Christine Regnault est coordinatrice marketing client final chez KLM, compagnie aérienne néerlandaise. En 2002, motivée par la volonté de parfaire sa maîtrise des arcanes marketing et de ne pas se complaire dans un parcours "linéaire", elle décide de s'engager dans une formation diplômante, tout en continuant de travailler. Sa hiérarchie soutient d'emblée son projet. Reste à trouver l'offre. Pas simple. Après avoir enquêté sur les différents établissements susceptibles de dispenser des cursus adaptés à l'exercice normal ou quasi normal d'une vie professionnelle pour un prix abordable « Les boîtes privées sont hors de prix », et devant la rareté des prétendants, elle penche pour l'ICSV, Institut commercial supérieur des arts et métiers. L'organisme rattaché au Conservatoire national des arts et métiers vient en effet d'intégrer un cursus de deux ans en "jours bloqués", soit à raison de six jours par mois. A la clé : une maîtrise en marketing. La bonne réputation de l'institution et les tarifs raisonnables (1 981 euros par année) scelleront le choix. En prenant sur son temps personnel et professionnel, en accord avec son entreprise, Christine Regnault peut suivre sa formation, en maintenant son activité professionnelle. Et en comptant sur une bonne dizaine d'heures hebdomadaires de travail à la maison : économie, compta, droit, politique de distribution, statistique pour la première année, marketing pour la seconde. Avec un sentiment très positif sur les effets de la formation à ce jour : « Les bénéfices en termes de culture générale sont autant personnels que professionnels. »

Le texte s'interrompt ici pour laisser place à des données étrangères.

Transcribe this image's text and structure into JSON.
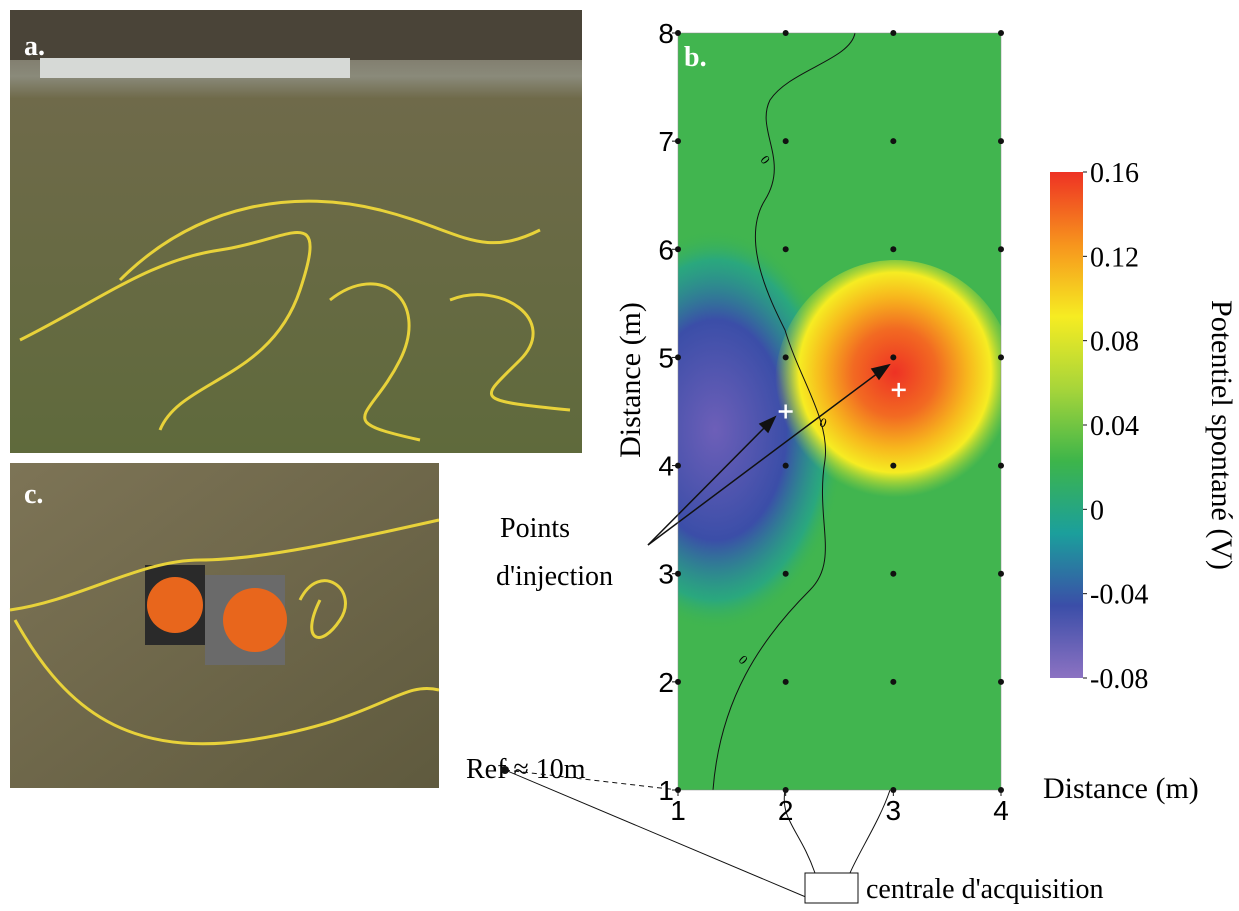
{
  "panels": {
    "a": "a.",
    "c": "c."
  },
  "chart_data": {
    "type": "heatmap",
    "panel_label": "b.",
    "x_label": "Distance (m)",
    "y_label": "Distance (m)",
    "xlim": [
      1,
      4
    ],
    "xticks": [
      1,
      2,
      3,
      4
    ],
    "ylim": [
      1,
      8
    ],
    "yticks": [
      1,
      2,
      3,
      4,
      5,
      6,
      7,
      8
    ],
    "colorbar_label": "Potentiel spontané (V)",
    "clim": [
      -0.08,
      0.16
    ],
    "colorbar_ticks": [
      0.16,
      0.12,
      0.08,
      0.04,
      0,
      -0.04,
      -0.08
    ],
    "colormap": [
      "#8c72c2",
      "#3b4ea8",
      "#1b9f9c",
      "#3db54a",
      "#a7d53a",
      "#f6ec22",
      "#f7941d",
      "#ee3224"
    ],
    "contour_labels": [
      "0",
      "0",
      "0",
      "0"
    ],
    "injection_points": [
      {
        "x": 2,
        "y": 4.5
      },
      {
        "x": 3.05,
        "y": 4.7
      }
    ],
    "annotations": {
      "injection": [
        "Points",
        "d'injection"
      ],
      "ref": "Ref ≈ 10m",
      "acquisition": "centrale d'acquisition"
    }
  }
}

La Cegos et ses "accélérateurs pédagogiques"


Pour transgresser l'indigeste couche napolitaine théorie/cas pratique et permettre à tout moment l'illustration par l'exemple, la Cegos a développé tout récemment le concept "d'accélérateurs pédagogiques", autrement dit de supports multimédias, conjuguant vidéo, le Web, jeux de sociétés susceptibles de faire le lien, très rapidement, avec la praticité de l'enseignement. Ne nous y trompons pas, on reste dans la démonstration, mais avec un souci de rupture et de respiration dans l'approche pédagogique. Et donc une meilleure efficacité, si l'on en croit la Cegos qui affirme avoir ainsi divisé par trois le temps du stage. Pour La Poste (stage d'une journée pour 750 personnes autour du marketing direct), la Cegos a créé un dispositif de 10 vidéos de trois minutes. « Les entreprises ne veulent plus de stages de trois jours. Cette approche nous a permis de leur proposer des sessions plus courtes », affirme Yvelise Lebon, directeur du pôle marketing, responsable de l'activité intra-entreprise.